6. Fidelity & corrections (gap-check pass)

A fresh-eyes subagent independently re-verified every claim above against the cloned source (hermes_constants.py, hermes_state.py, agent/*.py, and the website/docs/ guides), citing files and line numbers. The report held up well — the three-tier context model, SOUL.md as slot #1, the context-file priority order, the subdir-hint-into-tool-result pattern, compression thresholds (0.50 agent / 0.85 gateway) and protect-first-3/last-20, the [Old tool output cleared…] placeholder, iterative re-compression, system_and_3 caching, the full SQLite schema (sessions/messages/FTS5/trigram/ session_search/lineage), memory caps + § delimiter + error-on-overflow, the skills layout and body convention, the skill action-preference order, and the entire curator spec (168h interval / 2h idle / 30d stale / 90d archive / created_by:"agent" scope / backup-before-pass / REPORT.md) all verified against source.
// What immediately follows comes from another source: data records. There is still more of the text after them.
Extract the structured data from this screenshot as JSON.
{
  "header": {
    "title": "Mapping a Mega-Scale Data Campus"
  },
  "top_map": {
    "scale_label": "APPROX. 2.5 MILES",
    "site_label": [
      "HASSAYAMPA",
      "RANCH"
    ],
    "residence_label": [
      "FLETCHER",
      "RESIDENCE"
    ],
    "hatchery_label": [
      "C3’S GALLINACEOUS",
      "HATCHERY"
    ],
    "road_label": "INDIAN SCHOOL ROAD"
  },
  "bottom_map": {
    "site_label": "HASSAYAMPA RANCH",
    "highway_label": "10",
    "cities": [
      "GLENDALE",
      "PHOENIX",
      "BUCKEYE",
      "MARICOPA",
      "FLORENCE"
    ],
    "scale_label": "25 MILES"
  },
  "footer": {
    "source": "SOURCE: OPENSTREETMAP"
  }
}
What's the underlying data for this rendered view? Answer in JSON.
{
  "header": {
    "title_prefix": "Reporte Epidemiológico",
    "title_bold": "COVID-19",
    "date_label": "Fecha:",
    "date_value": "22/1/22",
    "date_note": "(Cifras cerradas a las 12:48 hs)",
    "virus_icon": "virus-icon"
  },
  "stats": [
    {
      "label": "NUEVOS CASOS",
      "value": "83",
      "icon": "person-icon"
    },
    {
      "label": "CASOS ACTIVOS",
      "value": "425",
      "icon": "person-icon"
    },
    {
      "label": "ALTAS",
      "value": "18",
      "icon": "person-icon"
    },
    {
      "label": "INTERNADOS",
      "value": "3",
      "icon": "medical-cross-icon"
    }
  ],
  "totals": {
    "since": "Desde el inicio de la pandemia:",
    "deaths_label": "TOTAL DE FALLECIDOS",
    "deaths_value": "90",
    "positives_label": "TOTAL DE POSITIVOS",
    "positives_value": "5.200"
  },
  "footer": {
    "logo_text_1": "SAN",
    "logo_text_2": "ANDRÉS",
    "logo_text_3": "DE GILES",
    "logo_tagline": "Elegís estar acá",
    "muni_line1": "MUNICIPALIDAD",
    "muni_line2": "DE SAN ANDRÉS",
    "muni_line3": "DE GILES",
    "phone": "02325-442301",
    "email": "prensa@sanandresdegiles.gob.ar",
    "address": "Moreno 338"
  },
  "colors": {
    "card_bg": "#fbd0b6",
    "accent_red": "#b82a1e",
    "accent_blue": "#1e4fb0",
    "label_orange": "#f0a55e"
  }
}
Corrections already folded into the body above (logged here for the trail):

Session-split end_reason — was written as "compression_split"; the source value is plain "compression" (compression_split does not exist; a separate "orphaned_compression" covers an error-recovery case). Fixed in §3.3.
Background-review tool whitelist — was "only two tools (memory + skill_manage)"; it's actually the memory + skills toolsets, and skills includes skills_list + skill_view, so the fork can read skills too. Fixed in §4.
Version/release trivia — the "v0.9 / Apr 2026 / ~27k stars" web-recall is unverifiable from the clone and contradicted by the source version 0.16.0. Softened/flagged in §1.
Checkpoints path & triggers — the bare repo is at checkpoints/store/ (not checkpoints/), and the documented snapshot triggers are destructive terminal commands (rm/mv/sed -i/redirects/ git reset…), not specifically write_file/patch. Fixed in §3.6.
Compression summary template — the report's "Progress (Done/In Progress/Blocked) / Next Steps" was a paraphrase; the literal headings (Completed Actions / Active State / In Progress / Blocked / … / Remaining Work) are now used. Fixed in §2.5.
Minor: the agent-side intercepted-tool list was missing clarify and read_terminal (6 total, now listed); the Telegram platform-hint example was backwards ("lean into Markdown," not "short messages"); the "~3k tokens" figure for skills_list was an unsourced estimate (removed). Fixed in §2.1/2.2/2.6/3.4.

Residual caveats: the SQLite DDL in §3.3 is described in prose (paraphrased, not reproduced verbatim) — accurate per the gap-check, but if exact column names/types are ever needed, read hermes_state.py:514-570 from source. The ContextEngine ABC base-class defaults (0.75 / 3 / 6) differ from the active ContextCompressor (0.50 / 3 / 20) cited above — §2.5 reflects the active engine, which is what runs.